Sevgili milletvekili arkadaşlarım, bu kısa başkanlık sistemi, Amerika Birleşik Devletlerinde uygulanan başkanlık sistemini anlattım. Bakın yarı başkanlık sistemi Avrupa'da Fransa'da uygulanan ve neredeyse sadece Fransa'da gerçekten başarılı bir şekilde uygulanan tek sistemdir, onu da sizlerle paylaşacağım. Ama başkanlık sistemini, yarı başkanlık sistemini isterseniz paylaşmadan önce -bakın, bugün getirdiğimiz sistem çünkü yarı başkanlık demiyorsunuz başkanlık diyorsunuz, onları hiç boşuna zaman harcamak adına konuşmadan önce- sizlere bugün mevcut durumda... Biraz önce Sayın Bakan bizim bir arkadaşımıza söylerken "Bugün Anayasa yapmak için uygun ortam yoktur." demişti o arkadaşımız. Sayın Bakan da dönüp "Doğru söylüyorsunuz, hep darbeler döneminde Anayasa yapılmıştır, bugün biz sivil bir Anayasa yapmak istiyoruz." demişti ama. Ya, keşke Sayın Bakan burada olsaydı. Sayın Bakan da herhâlde bir şeyi gözünden kaçırmış olsa gerek "Ya, bugün de darbeler dönemi devam ediyor. Yine bugünkü yapılan Anayasa çalışması da darbeler döneminde yapılıyor."

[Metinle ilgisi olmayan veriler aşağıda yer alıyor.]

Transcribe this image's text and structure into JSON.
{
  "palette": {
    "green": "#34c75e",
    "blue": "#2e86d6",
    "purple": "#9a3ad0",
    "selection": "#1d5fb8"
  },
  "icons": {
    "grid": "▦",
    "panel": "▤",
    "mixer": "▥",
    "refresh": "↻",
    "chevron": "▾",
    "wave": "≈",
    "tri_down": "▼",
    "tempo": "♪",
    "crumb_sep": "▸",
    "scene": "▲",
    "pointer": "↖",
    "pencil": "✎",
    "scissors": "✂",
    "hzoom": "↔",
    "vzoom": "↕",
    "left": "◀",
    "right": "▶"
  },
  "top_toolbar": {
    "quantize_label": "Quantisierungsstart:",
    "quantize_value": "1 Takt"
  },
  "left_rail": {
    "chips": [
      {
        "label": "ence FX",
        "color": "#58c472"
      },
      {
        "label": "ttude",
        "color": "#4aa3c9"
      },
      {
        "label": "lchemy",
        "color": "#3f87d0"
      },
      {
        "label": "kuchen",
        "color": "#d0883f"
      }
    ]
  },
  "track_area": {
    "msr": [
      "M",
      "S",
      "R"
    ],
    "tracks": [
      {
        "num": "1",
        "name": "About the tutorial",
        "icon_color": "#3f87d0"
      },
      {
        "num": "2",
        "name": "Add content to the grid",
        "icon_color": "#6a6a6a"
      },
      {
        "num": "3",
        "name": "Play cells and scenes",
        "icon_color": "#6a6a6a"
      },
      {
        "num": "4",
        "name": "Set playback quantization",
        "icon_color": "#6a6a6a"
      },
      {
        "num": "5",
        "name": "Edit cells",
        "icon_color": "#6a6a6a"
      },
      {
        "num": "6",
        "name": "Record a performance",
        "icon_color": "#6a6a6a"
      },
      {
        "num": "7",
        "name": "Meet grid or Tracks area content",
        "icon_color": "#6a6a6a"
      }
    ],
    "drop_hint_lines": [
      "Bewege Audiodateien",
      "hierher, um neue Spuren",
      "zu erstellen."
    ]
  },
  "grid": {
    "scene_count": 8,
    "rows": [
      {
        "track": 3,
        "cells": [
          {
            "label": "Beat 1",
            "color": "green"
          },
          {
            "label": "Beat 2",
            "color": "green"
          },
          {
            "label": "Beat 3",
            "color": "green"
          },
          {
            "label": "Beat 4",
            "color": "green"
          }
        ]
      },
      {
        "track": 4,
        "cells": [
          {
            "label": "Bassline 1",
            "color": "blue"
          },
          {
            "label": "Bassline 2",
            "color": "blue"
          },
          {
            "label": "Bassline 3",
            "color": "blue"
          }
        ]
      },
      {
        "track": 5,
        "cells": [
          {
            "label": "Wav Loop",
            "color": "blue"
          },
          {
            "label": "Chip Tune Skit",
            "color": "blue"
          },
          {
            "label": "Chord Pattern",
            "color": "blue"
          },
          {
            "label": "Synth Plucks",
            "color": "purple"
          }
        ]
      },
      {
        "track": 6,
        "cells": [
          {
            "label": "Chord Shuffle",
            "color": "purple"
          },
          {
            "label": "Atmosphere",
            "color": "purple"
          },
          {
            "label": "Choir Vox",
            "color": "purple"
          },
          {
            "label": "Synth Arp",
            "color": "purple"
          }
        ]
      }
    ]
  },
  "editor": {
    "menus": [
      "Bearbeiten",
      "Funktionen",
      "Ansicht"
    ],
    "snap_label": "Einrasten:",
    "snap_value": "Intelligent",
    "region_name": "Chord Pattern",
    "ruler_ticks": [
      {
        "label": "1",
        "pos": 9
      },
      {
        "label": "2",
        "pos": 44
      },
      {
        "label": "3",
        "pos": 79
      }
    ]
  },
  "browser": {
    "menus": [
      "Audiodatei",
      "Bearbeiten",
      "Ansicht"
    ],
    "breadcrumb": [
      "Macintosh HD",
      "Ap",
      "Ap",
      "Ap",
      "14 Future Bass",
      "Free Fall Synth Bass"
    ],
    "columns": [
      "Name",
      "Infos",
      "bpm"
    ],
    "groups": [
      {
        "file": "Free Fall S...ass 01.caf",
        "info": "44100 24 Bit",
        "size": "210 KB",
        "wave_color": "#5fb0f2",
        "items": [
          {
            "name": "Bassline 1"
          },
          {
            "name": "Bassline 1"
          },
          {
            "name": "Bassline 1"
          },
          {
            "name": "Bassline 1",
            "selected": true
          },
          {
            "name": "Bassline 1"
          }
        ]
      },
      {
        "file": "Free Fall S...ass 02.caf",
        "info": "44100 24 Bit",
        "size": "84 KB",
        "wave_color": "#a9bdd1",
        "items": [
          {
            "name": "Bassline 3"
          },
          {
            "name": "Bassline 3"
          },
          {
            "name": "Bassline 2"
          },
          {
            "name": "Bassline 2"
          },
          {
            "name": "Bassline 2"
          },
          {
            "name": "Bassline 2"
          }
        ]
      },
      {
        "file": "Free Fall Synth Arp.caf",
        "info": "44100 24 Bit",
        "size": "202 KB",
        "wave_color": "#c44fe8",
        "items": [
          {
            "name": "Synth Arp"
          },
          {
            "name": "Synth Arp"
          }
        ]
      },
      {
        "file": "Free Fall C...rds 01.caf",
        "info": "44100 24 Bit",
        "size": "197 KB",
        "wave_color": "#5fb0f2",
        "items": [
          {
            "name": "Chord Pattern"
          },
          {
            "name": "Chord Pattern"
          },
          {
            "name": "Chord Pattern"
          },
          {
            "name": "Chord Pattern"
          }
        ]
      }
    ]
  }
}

Getirdiğiniz bu teklif Anayasa'yı fiilî duruma uydurma çabasının net bir örneğidir, kimse kimseyi kandırmasın. Anayasa'yı çiğneyip fiilî duruma uygun hâle getirmek tipik bir darbe yönetimidir ve darbe dönemidir. Bu teklif 12 Eylül, 12 Mart darbecilerinin dahi vermedikleri yetkiyi bir kişiye verme projesidir. Bu hâliyle apoletli darbecilere rahmet okutuyorsunuz. Aslında bu süreç de bir dizi darbe sonucu ortaya çıkmıştır. Önce saray darbesiyle seçilmiş Başbakan Sayın Davutoğlu'nu devirmiştir. Ardından 15 Temmuz darbe girişimini ortak bir dirençle püskürtme başarısını gösterdik ancak buradan güçlü bir demokrasi ittifakı çıkarmak yerine iktidarın otoriter rejim fırsatçılığını maalesef görmekteyiz. 20 Temmuz darbesiyle olağanüstü hâl rejimini getirdiniz. Anayasa dışı fiilî durum OHAL uygulamalarıyla yerleşik hâle getirildi. Son olarak her darbede olduğu gibi 20 Temmuz darbesi de kendi anayasasını yapmak üzere bu diktatörlük anayasasını üretmiştir. Yani buradan da gördüğümüz gibi bugün de bir darbe döneminde anayasa yapıyorsunuz. Biz de diyoruz ki: Gelin, darbe döneminde yapmayalım, zamanımız var. Tekrar tekrar söylüyoruz "Çekin bu teklifinizi." Ortak akılla, geniş katılımlı, Meclis içerisindeki ve dışarısındaki bütün siyasi partilerin, üniversitelerin, STK'ların, meslek örgütlerinin ve bu konuda söz söyleyecek bütün herkesin birlikte oturup uzlaşıyla yapacağı bir anayasayı hazırlayalım, bu ülkenin geleceğini karartmayalım. Yarın çocuklarımızın yüzüne bakacak yüzümüz olsun.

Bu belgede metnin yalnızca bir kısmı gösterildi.